Federal Prosecutors Are Looking Into FTX Executive Whose Name Appeared on Donation to Oregon Democratic Party, Report Says

The U.S. Department of Justice says the donation may have actually come from FTX founder Sam Bankman-Fried.

Sam Bankman-Fried (Tom Williams/AP)

Federal prosecutors from New York have reached out to at least one candidate or political action committee that took donations from Nishad Singh, former director of engineering at FTX, the bankrupt cryptocurrency firm founded by Sam Bankman-Fried, according to Puck, a newsletter publisher.

Among a litany of other business-related charges, the U.S. Department of Justice says Bankman-Fried made millions of dollars in donations in other people’s names using cash from customers’ accounts at FTX. Campaign finance records show that the Democratic Party of Oregon got a $500,000 donation in Singh’s name in October.

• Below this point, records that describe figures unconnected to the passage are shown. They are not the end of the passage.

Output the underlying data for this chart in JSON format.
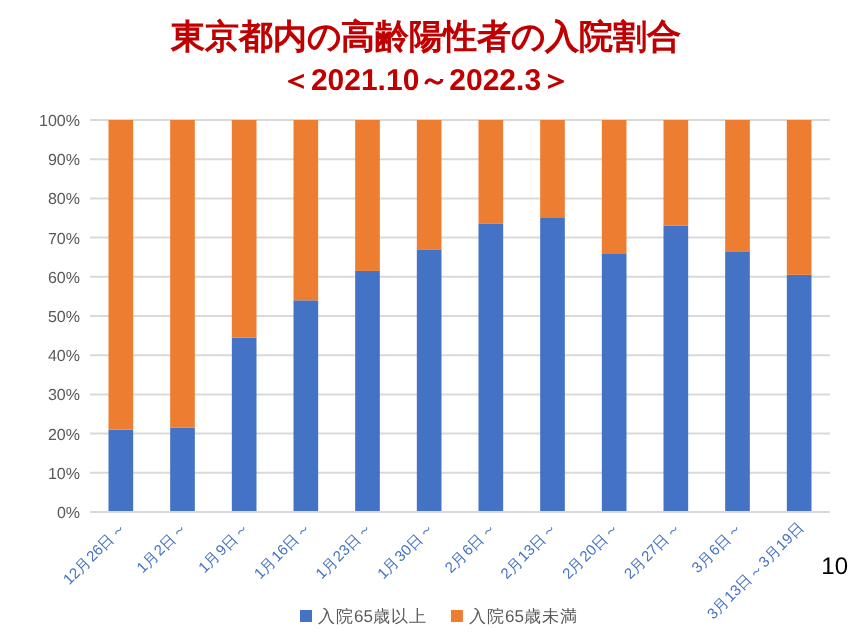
{
  "chart_data": {
    "type": "bar",
    "stacked": true,
    "title": "東京都内の高齢陽性者の入院割合",
    "subtitle": "＜2021.10～2022.3＞",
    "categories": [
      "12月26日～",
      "1月2日～",
      "1月9日～",
      "1月16日～",
      "1月23日～",
      "1月30日～",
      "2月6日～",
      "2月13日～",
      "2月20日～",
      "2月27日～",
      "3月6日～",
      "3月13日～3月19日"
    ],
    "series": [
      {
        "name": "入院65歳以上",
        "color": "#4472c4",
        "values": [
          21,
          21.5,
          44.5,
          54,
          61.5,
          67,
          73.5,
          75,
          66,
          73,
          66.5,
          60.5
        ]
      },
      {
        "name": "入院65歳未満",
        "color": "#ed7d31",
        "values": [
          79,
          78.5,
          55.5,
          46,
          38.5,
          33,
          26.5,
          25,
          34,
          27,
          33.5,
          39.5
        ]
      }
    ],
    "ylim": [
      0,
      100
    ],
    "yticks": [
      {
        "value": 0,
        "label": "0%"
      },
      {
        "value": 10,
        "label": "10%"
      },
      {
        "value": 20,
        "label": "20%"
      },
      {
        "value": 30,
        "label": "30%"
      },
      {
        "value": 40,
        "label": "40%"
      },
      {
        "value": 50,
        "label": "50%"
      },
      {
        "value": 60,
        "label": "60%"
      },
      {
        "value": 70,
        "label": "70%"
      },
      {
        "value": 80,
        "label": "80%"
      },
      {
        "value": 90,
        "label": "90%"
      },
      {
        "value": 100,
        "label": "100%"
      }
    ],
    "grid": "y",
    "legend": "bottom",
    "annotations": [
      "10"
    ]
  }
}
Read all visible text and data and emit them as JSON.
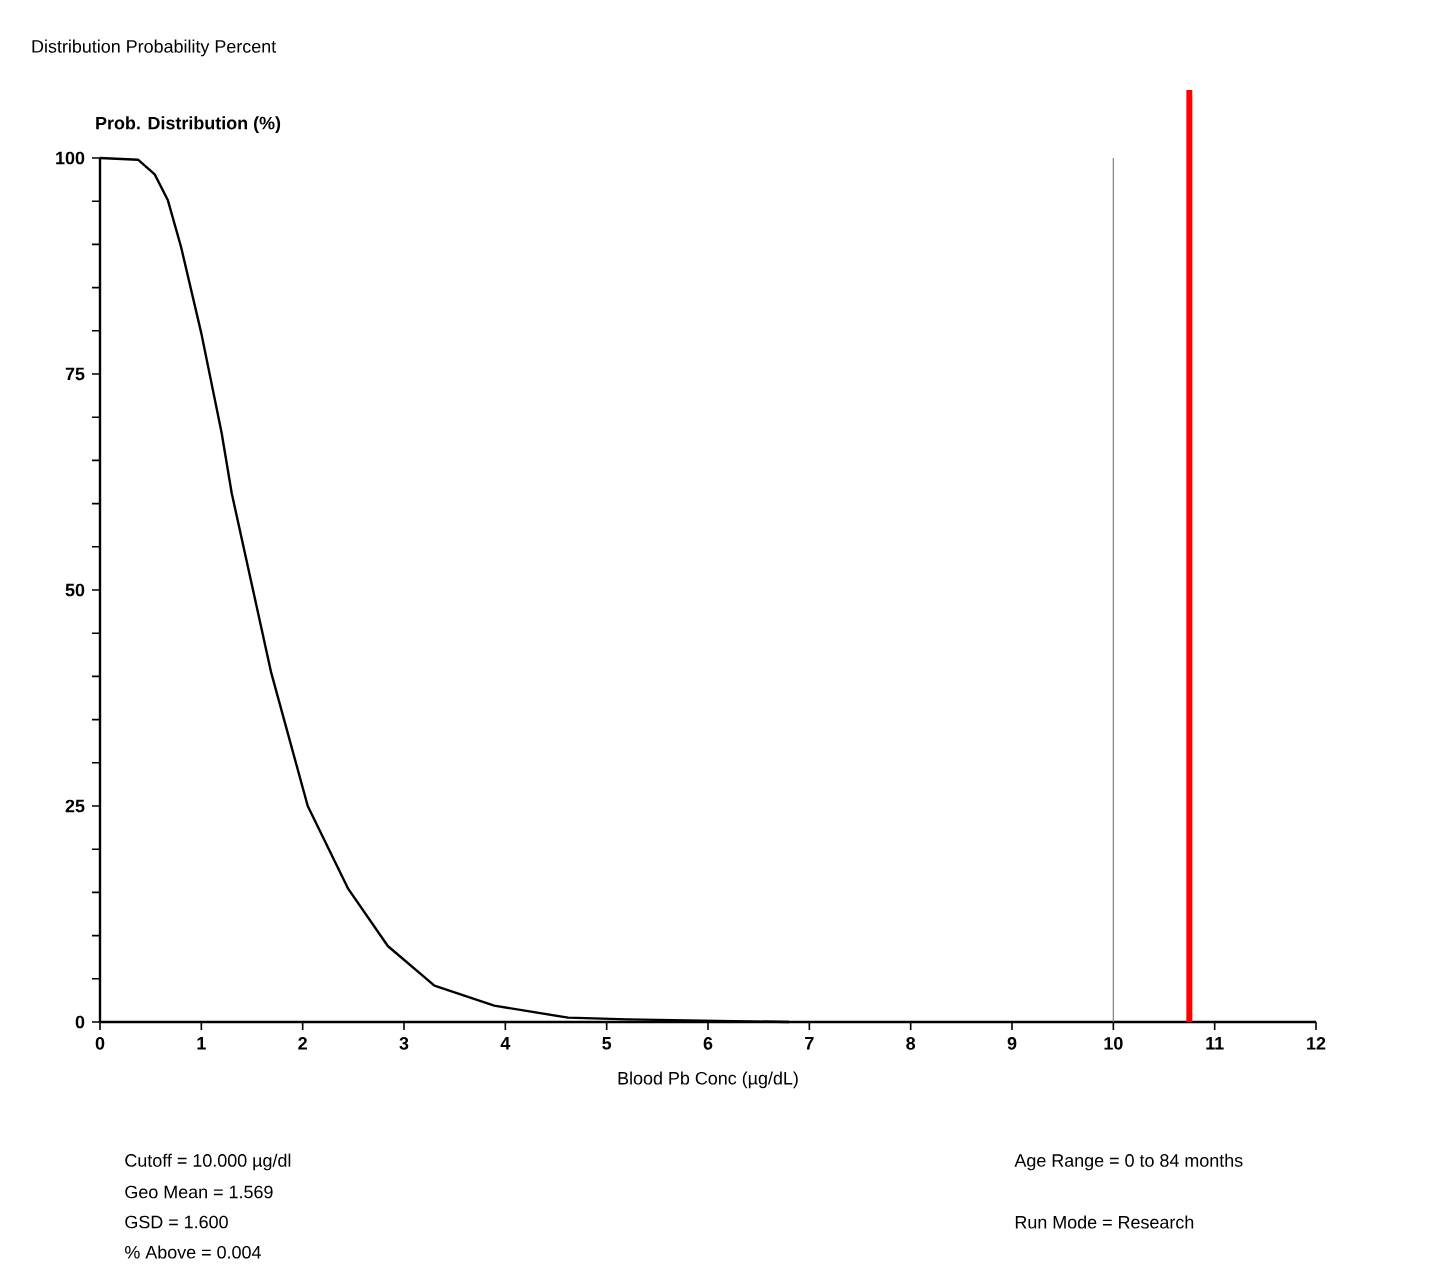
{
  "chart_data": {
    "type": "line",
    "title": "Distribution Probability Percent",
    "xlabel": "Blood Pb Conc (µg/dL)",
    "ylabel": "Prob. Distribution (%)",
    "x": [
      0,
      0.375,
      0.54,
      0.67,
      0.8,
      1.0,
      1.2,
      1.3,
      1.51,
      1.69,
      2.05,
      2.45,
      2.84,
      3.3,
      3.89,
      4.62,
      5.2,
      6.8
    ],
    "series": [
      {
        "color": "#000000",
        "values": [
          100,
          99.8,
          98.1,
          95.1,
          89.7,
          79.7,
          68.2,
          61.2,
          50,
          40.4,
          25,
          15.4,
          8.8,
          4.2,
          1.9,
          0.5,
          0.3,
          0
        ]
      }
    ],
    "xlim": [
      0,
      12
    ],
    "ylim": [
      0,
      100
    ],
    "xticks": [
      0,
      1,
      2,
      3,
      4,
      5,
      6,
      7,
      8,
      9,
      10,
      11,
      12
    ],
    "yticks": [
      0,
      {
        "value": 5,
        "label": null
      },
      {
        "value": 10,
        "label": null
      },
      {
        "value": 15,
        "label": null
      },
      {
        "value": 20,
        "label": null
      },
      25,
      {
        "value": 30,
        "label": null
      },
      {
        "value": 35,
        "label": null
      },
      {
        "value": 40,
        "label": null
      },
      {
        "value": 45,
        "label": null
      },
      50,
      {
        "value": 55,
        "label": null
      },
      {
        "value": 60,
        "label": null
      },
      {
        "value": 65,
        "label": null
      },
      {
        "value": 70,
        "label": null
      },
      75,
      {
        "value": 80,
        "label": null
      },
      {
        "value": 85,
        "label": null
      },
      {
        "value": 90,
        "label": null
      },
      {
        "value": 95,
        "label": null
      },
      100
    ],
    "ref_lines": [
      {
        "axis": "x",
        "value": 10,
        "color": "#808080"
      },
      {
        "axis": "x",
        "value": 10.75,
        "color": "#ff0000"
      }
    ],
    "marker": "none",
    "line_style": "solid",
    "grid": false,
    "annotations": [
      "Cutoff = 10.000  µg/dl",
      "Geo Mean = 1.569",
      "GSD = 1.600",
      "% Above = 0.004",
      "Age Range = 0 to 84 months",
      "Run Mode = Research"
    ]
  }
}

Prosecutors from the Southern District of New York sent an email to a recipient of Singh-labeled cash asking for a donor form, “a list of any disclosed information about the contributor—along with details on a record of payment, such as a check or a payment processing record, for the contribution made in Singh’s name,” writer Teddy Schleifer wrote in a Puck newsletter sent to subscribers. “The email, sent shortly after the indictment against S.B.F. was made public, asks for these records to be sent within the next week, and threatens a subpoena if necessary.”

Making donations in someone else’s name is illegal and can be punished with time in prison.

Bloomberg News, citing a person familiar with the matter, reported yesterday that the U.S. DOJ is investigating Singh for defrauding FTX investors and clients. The Securities and Exchange Commission and the Commodity Futures Trading Commission are also probing Singh, Bloomberg said, citing the person.

Oregon Secretary of State Shemia Fagan opened an investigation in November into whether the contribution to the Democratic Party of Oregon was made under a false name, questioning the DPO about the details. The DPO responded Dec. 20, and Fagan’s office is reviewing the response, spokesman Ben Morris says. The response isn’t public.

The DPO has for weeks declined to comment on the donation from Singh.

“No updates or comments at this time,” Brad Martin, executive director of the DPO, said in an email to WW this week.

Separately, Fagan plans to fine the state party for a late filing about the donation, which draws a civil penalty. The DPO amended information about the Oct. 4 contribution after the seven-day deadline, Morris says. The DPO waited until Oct. 31 to report that the money came from Singh and not from a Las Vegas cryptocurrency company called Prime Trust.

Bankman-Fried showered Democratic political candidates with cash before his Bahamas-based crypto empire crashed. Among his biggest recipients was Carrick Flynn, the political neophyte who lost a primary bid to represent Oregon’s new 6th Congressional District. A political action committee backed by Bankman-Fried spent at least $8.6 million on Flynn, marking the largest independent expenditure in any primary in the nation.

Flynn didn’t return a WW email sent to his LinkedIn account.

After his arrest, Bankman-Fried was released on bond and is confined to his parents’ house on the Stanford University campus in Palo Alto, Calif., where they are professors.